After the DoS attack, iPremier put in place a number of security measures that were aimed at making the company prepared for any future attacks. After the incident, iPremier restarted all of its production equipment, created an elaborate and well-staffed incident response team, and planned to move its headquarters into a modern hosting facility. Other recommendations that iPremier should have adopted included re-visiting its choice of the colocation partner. Qdata had a small number of qualified staff and had difficulties in retaining experienced staff. In addition, iPremier's colocation partner had little investment in advance technology, thus making it susceptible to such malicious attacks. The management of the company should have put in place elaborate remote access systems for its network security team. The company should also have implemented procedures for handling public relations and legal issues, measuring downtime costs, risk assessment, and filing complaints with the appropriate authorities. In order to prepare for future attacks, iPremier should practice a simulated attack and institute a third-party periodic security audits. In addition, it's important that a recovery plan be designed and documented by the company so as to mitigate future system attacks.

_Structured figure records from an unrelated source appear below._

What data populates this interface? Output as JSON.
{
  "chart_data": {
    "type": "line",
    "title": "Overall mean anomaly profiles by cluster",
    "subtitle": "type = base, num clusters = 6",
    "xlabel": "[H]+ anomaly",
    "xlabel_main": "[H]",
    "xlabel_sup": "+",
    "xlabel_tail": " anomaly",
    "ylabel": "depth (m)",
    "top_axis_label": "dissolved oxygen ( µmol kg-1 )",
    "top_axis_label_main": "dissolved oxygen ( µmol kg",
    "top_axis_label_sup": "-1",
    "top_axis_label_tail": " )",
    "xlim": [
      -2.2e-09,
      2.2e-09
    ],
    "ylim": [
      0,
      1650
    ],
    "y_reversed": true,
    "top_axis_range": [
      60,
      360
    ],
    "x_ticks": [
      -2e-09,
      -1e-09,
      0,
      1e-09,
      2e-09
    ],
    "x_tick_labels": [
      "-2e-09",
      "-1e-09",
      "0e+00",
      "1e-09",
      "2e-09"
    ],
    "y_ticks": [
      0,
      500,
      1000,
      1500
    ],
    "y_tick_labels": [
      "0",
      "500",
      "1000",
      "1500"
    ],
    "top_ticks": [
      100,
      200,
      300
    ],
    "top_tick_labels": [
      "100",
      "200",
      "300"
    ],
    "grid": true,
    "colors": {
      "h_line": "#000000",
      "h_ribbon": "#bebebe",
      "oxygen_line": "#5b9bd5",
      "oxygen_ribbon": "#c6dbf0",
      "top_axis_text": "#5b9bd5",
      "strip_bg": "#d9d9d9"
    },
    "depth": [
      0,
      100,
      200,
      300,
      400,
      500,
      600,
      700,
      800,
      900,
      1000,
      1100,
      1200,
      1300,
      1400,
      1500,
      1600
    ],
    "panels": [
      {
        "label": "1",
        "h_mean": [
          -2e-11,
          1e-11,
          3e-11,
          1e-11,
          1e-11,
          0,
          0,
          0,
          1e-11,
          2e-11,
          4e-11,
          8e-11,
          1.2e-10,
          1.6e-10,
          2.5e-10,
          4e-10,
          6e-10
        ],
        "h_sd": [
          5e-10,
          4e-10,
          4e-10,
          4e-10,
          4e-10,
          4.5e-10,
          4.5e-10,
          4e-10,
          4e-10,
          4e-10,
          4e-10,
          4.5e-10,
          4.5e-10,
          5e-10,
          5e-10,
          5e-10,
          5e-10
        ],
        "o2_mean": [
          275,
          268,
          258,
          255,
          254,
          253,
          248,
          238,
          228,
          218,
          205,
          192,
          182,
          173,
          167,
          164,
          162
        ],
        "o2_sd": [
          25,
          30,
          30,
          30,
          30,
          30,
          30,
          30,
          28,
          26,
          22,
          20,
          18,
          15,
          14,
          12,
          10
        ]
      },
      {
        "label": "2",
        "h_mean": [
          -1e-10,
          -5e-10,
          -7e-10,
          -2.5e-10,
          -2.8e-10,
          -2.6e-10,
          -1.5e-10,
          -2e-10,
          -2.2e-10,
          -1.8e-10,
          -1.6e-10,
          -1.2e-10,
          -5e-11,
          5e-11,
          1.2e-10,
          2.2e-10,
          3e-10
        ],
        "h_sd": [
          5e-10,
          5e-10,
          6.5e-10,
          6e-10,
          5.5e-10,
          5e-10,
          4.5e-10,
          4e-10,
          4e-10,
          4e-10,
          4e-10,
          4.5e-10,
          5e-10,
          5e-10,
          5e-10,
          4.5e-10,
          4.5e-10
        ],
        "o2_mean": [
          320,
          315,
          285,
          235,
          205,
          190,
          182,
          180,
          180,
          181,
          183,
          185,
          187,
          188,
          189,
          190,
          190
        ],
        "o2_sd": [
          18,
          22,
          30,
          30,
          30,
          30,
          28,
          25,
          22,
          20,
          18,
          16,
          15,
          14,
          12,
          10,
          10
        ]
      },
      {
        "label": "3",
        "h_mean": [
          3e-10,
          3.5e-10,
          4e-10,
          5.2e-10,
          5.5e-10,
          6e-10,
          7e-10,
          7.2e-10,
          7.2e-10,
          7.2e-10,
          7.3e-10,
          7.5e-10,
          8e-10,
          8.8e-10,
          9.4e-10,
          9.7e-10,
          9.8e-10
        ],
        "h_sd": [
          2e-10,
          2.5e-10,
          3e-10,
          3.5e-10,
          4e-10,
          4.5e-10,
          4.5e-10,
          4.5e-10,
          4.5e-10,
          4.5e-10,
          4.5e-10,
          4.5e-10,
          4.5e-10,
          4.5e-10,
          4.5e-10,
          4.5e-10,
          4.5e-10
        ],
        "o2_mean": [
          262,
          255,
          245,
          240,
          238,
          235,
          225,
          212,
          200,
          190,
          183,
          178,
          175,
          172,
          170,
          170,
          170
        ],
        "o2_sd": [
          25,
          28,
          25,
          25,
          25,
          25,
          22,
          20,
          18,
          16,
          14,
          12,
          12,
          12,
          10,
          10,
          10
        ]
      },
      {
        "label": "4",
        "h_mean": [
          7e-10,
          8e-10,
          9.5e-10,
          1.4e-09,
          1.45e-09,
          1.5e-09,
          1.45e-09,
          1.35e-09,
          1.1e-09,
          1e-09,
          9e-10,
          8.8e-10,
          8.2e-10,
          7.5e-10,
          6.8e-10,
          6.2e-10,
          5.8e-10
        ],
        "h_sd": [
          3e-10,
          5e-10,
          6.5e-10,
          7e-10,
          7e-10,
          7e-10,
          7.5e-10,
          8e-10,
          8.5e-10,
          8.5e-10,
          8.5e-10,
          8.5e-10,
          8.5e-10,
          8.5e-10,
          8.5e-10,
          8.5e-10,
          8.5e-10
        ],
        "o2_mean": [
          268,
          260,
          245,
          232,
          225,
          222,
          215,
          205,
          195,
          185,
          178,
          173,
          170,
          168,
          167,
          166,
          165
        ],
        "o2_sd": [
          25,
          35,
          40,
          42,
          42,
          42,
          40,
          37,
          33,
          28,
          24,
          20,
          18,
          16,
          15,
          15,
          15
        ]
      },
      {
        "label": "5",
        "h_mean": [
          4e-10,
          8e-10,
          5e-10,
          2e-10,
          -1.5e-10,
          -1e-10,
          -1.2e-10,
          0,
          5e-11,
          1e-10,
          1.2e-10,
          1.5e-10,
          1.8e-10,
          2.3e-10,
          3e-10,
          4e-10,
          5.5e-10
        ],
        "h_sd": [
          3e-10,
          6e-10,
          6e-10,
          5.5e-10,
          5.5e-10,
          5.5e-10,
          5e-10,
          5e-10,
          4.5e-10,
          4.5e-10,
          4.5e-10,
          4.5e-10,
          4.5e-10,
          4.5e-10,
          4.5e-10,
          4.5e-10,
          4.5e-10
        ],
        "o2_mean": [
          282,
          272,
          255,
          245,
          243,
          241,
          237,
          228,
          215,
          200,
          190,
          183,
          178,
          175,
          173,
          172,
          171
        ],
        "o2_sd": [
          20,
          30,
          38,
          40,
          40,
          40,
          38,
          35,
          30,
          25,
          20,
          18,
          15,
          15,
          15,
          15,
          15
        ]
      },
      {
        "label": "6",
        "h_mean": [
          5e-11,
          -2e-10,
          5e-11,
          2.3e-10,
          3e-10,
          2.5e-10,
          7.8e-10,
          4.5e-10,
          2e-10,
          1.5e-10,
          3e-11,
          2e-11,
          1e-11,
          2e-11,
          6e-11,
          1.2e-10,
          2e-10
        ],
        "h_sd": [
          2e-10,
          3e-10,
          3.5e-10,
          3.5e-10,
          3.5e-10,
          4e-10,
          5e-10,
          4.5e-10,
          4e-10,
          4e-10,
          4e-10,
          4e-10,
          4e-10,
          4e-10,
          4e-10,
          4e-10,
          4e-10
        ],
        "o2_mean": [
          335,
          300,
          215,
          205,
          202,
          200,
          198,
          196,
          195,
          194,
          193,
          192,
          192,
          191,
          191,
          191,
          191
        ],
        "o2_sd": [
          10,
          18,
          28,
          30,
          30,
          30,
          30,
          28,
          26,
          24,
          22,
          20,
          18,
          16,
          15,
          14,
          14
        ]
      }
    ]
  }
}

In the aftermath of the DoS attack, the biggest worry would be the business implications of the cyber-attack on the company. The web servers of the company will be unavailable to iPremier's legitimate customers. In addition, the incidence would result in bad reputation for the overall business of the company, leading to loss of customer goodwill, lost customers, and legal issues in the instance of loss of critical customer data. Additionally, iPremier's stock price would suffer a downward spiral in case the information about the attack leaks to the media. In order to prevent these adverse business implications for iPremier, the company should hire a good Chief Security Officer and educate the users about threats and securities that may face the company in future. In addition, iPremier should purchase and install more sophisticated and technologically-advanced firewall systems and cryptography systems for sensitive data.